Filmmaker Stresses Asian Role In Film, Acting, and Writing

"Forget about all this engineering business and write," a Asian-American filmmaker told sixty students yesterday in a lecture series sponsored by the Asian American Association (AAA).

"Asians are traditionally ignored in films," said Peter Wang, the 45-year-old director, actor and co-writer of "A Great Wall." Wang told an audience in the Lowell House Junior Common Room that he had quit a scientific career to work on films.

"It's our problem. We're too busy trying to win the Nobel Prize. The emphasis is all wrong," Wang said.

Wang said that he had wanted to be an actor since he was a child, but entered the University of Pennsylvania as a engineering student because his father preferred that he enter a profession with more financial stability.

"Contrary to what most people think about Asians--they don't know how to express themselves, their English sucks--I wanted to express myself," Wang said.


In 1976, although he had no prior experience in filmmaking, he made a documentary on the history of China.
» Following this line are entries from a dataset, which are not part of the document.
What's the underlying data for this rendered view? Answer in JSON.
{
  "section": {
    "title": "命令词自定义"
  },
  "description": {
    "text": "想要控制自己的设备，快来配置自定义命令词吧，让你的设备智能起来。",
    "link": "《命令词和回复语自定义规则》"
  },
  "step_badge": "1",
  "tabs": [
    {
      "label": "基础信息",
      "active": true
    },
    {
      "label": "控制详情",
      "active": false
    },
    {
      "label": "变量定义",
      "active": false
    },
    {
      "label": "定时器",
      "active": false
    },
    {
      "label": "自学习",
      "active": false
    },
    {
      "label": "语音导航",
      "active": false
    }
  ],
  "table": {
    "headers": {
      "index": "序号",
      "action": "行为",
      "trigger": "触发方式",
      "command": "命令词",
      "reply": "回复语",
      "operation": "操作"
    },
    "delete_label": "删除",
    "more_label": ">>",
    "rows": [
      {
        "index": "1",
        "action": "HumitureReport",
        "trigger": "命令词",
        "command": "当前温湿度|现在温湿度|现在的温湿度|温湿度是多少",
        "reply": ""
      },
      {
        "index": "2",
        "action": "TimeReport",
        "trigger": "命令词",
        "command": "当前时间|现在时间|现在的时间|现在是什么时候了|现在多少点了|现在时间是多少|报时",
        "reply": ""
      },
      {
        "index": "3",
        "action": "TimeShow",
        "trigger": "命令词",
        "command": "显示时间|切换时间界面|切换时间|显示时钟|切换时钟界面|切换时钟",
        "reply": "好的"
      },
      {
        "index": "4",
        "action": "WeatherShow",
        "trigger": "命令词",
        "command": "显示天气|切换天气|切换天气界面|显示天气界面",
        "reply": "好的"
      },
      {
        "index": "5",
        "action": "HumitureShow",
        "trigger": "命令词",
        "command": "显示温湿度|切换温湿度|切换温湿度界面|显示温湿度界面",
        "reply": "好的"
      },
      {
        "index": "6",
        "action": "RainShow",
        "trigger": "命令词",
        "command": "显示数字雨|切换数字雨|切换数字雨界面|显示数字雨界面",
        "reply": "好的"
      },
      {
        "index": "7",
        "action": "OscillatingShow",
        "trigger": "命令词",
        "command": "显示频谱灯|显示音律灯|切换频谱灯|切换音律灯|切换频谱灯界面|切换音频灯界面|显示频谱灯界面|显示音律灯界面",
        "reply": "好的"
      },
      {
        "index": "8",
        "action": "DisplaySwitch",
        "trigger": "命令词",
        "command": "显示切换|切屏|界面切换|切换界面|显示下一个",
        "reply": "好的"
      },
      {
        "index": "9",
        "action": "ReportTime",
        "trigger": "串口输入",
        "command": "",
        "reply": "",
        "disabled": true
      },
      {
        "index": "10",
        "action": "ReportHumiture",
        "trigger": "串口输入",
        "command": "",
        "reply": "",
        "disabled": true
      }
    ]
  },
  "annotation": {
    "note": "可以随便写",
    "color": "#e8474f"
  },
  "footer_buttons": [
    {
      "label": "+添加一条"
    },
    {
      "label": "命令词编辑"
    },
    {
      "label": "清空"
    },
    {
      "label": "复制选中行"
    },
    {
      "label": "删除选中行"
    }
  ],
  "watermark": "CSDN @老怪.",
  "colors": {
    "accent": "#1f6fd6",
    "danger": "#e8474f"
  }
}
The film won a third prize at the International Chicago Film Festival.

"It is possible for a person who has never studied filmmaking but who has a strong idea in mind to make a film," Wang said.

Upon entering the filmmaking profession, Wang said he "strongly felt that Asian-Americans were either misrepresented or underrepresented" in films.

"We have to really go out there to tell those filmmakers that we want to present Asians like regular people," Wang said.

"We're not doing our own job of promoting," continued Wang. "I appointed myself as the man who would do these things."

Wang said that part of the reason that Asians were misrepresented is that Hollywood scriptwriters are non-Asian, and therefore tend to write about their own experiences.

Wang said his desire to promote cross-cultural awareness culminated in "A Great Wall," which was the first American feature film to be co-produced with the People's Republic of China. Released this summer, the comedy portrays a Chinese-American family from San Francisco, the Fangs, and the cultural conflicts that arise from their visit to their relatives in Peking, the Chaos.

According to Wang, the film has been the most successful of its kind. "The film is American enough to tell a Chinese story."